It is not physiologically impossible to pronounce [жц] but it is unlikely and for a Slavic speaker it requires a certain effort. In Russian the opposition between voiced and voiceless obstruents is neutralised before another obstruent, so before a voiced consonant even a phonologically voiceless consonant becomes voiced and vice versa, and in the word-final position, where they are all voiceless. So the group <жц> is certainly pronounced [шц], as Maroseika said at the very beginning of the thread.


----------



## Maroseika

phosphore said:


> It is not physiologically impossible to pronounce [жц] but it is unlikely and for a Slavic speaker it requires a certain effort.

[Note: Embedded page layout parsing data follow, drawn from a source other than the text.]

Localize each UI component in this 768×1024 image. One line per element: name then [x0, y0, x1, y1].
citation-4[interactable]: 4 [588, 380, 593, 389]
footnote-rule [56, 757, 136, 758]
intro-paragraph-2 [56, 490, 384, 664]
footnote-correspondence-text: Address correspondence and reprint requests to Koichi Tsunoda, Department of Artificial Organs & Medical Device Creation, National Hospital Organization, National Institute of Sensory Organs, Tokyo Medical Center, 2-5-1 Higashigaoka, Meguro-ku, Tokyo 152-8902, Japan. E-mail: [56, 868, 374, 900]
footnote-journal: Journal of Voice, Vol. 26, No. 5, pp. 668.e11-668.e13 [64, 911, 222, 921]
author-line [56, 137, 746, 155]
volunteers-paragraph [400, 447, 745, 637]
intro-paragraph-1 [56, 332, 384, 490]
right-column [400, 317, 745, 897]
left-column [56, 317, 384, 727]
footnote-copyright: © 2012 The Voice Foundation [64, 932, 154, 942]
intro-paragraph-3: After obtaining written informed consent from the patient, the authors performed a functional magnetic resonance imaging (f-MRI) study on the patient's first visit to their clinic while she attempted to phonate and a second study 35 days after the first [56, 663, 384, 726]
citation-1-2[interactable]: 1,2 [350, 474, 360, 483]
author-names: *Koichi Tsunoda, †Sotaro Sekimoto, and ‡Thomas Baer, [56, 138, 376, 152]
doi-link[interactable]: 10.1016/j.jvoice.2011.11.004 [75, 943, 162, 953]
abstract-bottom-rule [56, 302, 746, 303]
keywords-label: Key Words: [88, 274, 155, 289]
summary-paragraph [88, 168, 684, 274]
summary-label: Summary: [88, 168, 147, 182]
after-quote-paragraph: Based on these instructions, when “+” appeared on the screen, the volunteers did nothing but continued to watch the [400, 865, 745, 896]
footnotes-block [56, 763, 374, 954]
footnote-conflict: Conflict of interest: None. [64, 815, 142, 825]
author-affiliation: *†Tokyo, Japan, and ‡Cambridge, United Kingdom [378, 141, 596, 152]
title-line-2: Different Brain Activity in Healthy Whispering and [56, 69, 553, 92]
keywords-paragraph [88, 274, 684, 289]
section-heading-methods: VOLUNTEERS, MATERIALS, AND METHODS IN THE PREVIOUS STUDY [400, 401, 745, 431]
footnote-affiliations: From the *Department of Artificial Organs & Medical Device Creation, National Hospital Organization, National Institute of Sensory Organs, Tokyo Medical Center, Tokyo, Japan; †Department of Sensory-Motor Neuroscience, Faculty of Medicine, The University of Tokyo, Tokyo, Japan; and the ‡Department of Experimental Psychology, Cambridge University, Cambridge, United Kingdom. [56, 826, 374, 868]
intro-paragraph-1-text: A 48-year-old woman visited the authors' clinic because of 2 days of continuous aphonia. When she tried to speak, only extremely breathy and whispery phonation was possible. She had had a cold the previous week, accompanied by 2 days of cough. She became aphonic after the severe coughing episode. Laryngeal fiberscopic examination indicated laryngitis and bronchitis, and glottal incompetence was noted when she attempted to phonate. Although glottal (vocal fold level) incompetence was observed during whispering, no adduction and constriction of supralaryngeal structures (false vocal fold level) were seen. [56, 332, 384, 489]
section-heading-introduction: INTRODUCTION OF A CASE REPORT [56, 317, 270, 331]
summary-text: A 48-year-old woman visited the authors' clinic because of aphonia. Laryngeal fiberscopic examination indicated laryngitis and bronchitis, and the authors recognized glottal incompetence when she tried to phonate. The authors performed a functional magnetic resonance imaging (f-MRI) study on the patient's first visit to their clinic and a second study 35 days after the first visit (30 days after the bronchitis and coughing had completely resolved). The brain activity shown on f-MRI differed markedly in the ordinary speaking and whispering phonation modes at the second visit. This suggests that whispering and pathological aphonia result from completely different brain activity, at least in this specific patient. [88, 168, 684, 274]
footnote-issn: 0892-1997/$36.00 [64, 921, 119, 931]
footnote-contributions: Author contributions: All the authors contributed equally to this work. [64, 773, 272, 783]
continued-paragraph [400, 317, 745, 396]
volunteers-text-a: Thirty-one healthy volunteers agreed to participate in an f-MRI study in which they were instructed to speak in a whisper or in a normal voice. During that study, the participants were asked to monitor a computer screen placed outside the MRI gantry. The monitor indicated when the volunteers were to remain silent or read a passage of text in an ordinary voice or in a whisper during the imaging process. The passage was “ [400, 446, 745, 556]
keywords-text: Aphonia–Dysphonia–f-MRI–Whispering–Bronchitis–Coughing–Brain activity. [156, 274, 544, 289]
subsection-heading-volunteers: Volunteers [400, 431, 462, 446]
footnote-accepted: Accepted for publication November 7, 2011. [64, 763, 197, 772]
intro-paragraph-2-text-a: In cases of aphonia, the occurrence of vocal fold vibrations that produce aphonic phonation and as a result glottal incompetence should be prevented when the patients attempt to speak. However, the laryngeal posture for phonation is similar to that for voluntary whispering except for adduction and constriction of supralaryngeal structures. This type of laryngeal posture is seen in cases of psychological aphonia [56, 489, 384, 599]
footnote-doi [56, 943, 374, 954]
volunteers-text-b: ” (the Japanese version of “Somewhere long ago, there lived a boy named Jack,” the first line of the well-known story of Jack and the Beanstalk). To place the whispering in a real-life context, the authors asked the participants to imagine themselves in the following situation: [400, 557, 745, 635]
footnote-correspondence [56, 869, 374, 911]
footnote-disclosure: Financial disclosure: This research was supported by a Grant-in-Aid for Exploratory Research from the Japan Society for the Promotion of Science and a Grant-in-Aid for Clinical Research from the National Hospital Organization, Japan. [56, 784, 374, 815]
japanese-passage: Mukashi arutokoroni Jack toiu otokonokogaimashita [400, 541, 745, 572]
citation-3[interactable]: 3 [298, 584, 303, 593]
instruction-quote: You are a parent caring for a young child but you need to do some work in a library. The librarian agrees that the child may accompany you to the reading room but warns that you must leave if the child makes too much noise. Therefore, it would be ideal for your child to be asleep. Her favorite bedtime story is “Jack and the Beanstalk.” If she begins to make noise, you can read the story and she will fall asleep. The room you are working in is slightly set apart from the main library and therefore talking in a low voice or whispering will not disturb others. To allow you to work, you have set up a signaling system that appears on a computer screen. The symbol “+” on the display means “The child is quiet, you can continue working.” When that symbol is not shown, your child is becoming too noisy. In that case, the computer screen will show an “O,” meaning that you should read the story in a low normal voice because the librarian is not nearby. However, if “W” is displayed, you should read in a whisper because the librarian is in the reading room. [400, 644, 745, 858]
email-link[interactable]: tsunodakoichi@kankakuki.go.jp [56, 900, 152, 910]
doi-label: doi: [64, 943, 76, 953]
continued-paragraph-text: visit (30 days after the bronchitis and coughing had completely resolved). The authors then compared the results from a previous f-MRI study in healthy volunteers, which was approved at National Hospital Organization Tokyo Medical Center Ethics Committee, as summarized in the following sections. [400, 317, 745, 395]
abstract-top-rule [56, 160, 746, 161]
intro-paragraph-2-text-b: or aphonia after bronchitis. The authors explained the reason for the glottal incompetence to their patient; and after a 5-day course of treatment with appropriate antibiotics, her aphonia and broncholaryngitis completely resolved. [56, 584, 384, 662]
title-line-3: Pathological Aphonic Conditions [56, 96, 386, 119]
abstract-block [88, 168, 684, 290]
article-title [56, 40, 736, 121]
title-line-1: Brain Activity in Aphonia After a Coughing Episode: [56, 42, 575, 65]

Yes, I agree, this is still possible but in this case [ж] has to be much more intensive that it occurs in Slavic languages.


----------



## morzh

Yes, efforts.....we, "Slavic" speakers sometimes put out way more than necessary an effort: say, the name "Lincoln" (you know, the Honest Abe guy), while pronounced by Americans somewhat like "Лынк'н", by "Slavic" speakers actually is pronounced the way it is spelled:"Линк'льн" or even "Линкольн", sometimes even stressing the last syllable to articulate the "o".

So what's some measly "жц" to us, "Slavic speakers"...child play.


----------